Third, equity of access is a first-class structural requirement, not a marketing commitment. Any healthcare moonshot that reaches only the richest 10% of its addressable population has failed in a specific, measurable sense. But equity under reimbursement and regulatory pressure is not something the commercial subsidiary will get to on its own. It has to be structurally embedded: in the bylaws, in the licensing terms, in the pricing architecture, in the emergency-activation triggers. Organizations that do not design for equity from day one do not retrofit it later.
The 15-year frame
This is why we keep arguing, and will keep arguing throughout this series, that the right planning horizon for healthcare moonshots is approximately 15 years, not five. We break those 15 years into three phases:
- Phase I: Research and Development (Years 1-5). Non-dilutive capital; platform build; open-source by default.
- Phase II: Clinical and Commercialization (Years 5-10). Dual model. Nonprofit continues non-dilutive mission work. A PBC subsidiary raises commercial capital for the product path.
- Phase III: Globalization and Equitable Access (Years 10-15). Revenue maturity. Geographic expansion. Structural equity enforcement.
Most current mechanisms fund the first five years. A few cover aspects of the second five. Almost nothing is designed to own the full 15 with coherent mission governance across all of them.
What the rest of this series is about
Over the next five posts we work through the four categories of organization that have tried to close this gap, with honest attention to what each has done well and what each cannot do by design.
- Post 2 covers ARPA-like models: DARPA's philosophy, ARPA-H, Wellcome Leap, ARIA, and the NSF Tech Labs initiative.
- Post 3 covers Focused Research Organizations: Marblestone's concept, Convergent Research's operationalization, and four FRO case studies.
- Post 4 covers hybrids: Mozilla, CZI/Biohub, OpenAI, FutureHouse/Edison, Arc Institute, with specific attention to which of their mission-locks are structural and which are principal-dependent.
- Post 5 covers alternative structures: Astera, Arcadia, OpenBCI, Episteme, and what it looks like when openness moves from "value statement" to "operational discipline."
- Post 6 synthesizes: twelve structural desiderata that we believe any healthcare-moonshot organization should ship from day one, and a brief introduction to the Helix Framework as one way to ship them.
The goal is not to declare a winner. Each of these structures is working on a piece of the problem and has produced genuine institutional innovation. The goal is to be honest about what each one does not solve, and to ask what a structure designed specifically for the full 15-year healthcare moonshot arc would have to look like.
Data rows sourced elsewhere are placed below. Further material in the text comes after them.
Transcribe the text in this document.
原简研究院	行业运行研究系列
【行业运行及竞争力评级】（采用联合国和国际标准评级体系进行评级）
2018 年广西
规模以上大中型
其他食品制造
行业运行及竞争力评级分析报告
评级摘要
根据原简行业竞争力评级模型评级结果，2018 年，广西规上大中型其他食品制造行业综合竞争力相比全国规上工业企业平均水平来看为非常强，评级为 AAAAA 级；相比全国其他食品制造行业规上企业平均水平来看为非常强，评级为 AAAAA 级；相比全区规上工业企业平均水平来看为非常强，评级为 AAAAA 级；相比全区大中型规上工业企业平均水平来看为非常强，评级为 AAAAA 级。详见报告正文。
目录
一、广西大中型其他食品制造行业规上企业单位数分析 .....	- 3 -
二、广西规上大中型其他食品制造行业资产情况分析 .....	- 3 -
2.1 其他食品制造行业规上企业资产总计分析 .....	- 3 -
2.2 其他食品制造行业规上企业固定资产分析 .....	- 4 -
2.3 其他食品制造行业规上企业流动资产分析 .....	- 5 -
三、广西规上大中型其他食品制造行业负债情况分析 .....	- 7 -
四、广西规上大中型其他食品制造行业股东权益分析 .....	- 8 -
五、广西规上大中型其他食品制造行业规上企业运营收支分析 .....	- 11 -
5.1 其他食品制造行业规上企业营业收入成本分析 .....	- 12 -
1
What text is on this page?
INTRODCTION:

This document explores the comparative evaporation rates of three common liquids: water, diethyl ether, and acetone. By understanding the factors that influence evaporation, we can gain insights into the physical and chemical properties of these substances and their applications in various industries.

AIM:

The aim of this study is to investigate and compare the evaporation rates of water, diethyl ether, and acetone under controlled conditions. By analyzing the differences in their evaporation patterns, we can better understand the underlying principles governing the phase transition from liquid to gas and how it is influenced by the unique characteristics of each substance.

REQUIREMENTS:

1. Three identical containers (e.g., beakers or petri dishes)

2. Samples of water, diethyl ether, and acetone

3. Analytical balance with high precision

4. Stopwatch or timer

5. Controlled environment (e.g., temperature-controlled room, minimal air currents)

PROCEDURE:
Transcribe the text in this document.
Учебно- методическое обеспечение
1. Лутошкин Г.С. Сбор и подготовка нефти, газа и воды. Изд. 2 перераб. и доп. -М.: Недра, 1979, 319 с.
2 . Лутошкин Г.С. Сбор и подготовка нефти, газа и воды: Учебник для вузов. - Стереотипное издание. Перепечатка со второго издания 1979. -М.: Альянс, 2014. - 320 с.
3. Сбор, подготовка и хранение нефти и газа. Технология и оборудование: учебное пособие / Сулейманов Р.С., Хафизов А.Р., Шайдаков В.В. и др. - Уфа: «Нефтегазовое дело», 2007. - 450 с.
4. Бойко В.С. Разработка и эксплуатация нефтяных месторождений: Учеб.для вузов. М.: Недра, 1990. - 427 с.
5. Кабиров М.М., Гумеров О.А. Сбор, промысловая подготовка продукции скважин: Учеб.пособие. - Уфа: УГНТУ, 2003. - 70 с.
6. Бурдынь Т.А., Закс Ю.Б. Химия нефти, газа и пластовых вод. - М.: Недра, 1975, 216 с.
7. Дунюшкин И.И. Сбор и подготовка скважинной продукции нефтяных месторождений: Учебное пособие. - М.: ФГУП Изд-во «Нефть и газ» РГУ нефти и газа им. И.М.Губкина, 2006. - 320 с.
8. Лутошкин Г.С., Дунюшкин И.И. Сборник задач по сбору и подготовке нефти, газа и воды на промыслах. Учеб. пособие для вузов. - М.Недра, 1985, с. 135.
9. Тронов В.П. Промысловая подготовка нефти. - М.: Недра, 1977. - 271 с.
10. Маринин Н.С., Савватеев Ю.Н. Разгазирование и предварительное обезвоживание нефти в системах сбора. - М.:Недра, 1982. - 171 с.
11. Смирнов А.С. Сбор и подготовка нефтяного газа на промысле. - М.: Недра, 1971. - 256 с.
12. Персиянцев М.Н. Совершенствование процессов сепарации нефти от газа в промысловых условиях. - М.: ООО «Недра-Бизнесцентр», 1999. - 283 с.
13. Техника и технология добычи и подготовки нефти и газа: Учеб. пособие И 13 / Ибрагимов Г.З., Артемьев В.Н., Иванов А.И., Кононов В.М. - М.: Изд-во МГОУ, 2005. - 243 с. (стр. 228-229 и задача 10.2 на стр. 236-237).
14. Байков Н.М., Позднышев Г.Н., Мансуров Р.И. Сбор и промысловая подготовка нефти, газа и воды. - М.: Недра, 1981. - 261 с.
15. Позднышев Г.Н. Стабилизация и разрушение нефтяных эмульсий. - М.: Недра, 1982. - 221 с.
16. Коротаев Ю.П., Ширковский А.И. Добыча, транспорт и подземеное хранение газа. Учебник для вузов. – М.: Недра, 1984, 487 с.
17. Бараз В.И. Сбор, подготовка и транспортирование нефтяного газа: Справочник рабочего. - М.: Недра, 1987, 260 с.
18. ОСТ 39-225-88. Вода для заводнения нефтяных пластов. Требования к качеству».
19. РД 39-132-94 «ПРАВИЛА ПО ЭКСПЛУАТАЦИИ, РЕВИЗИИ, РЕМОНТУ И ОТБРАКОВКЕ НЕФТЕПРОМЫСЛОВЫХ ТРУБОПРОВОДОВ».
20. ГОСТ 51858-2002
One more framing note before we move on. Throughout this series we distinguish "capital-restricted" organizations (ones that spend years writing grants to fund the actual research) from "time-restricted" organizations (ones that get substantial capital up front and then race against the clock). The first kind is the old model. The second kind is what metascience is trying to build. The hard question for healthcare is whether a time-restricted organization can also carry itself through the other ten years, where time alone does not do the work.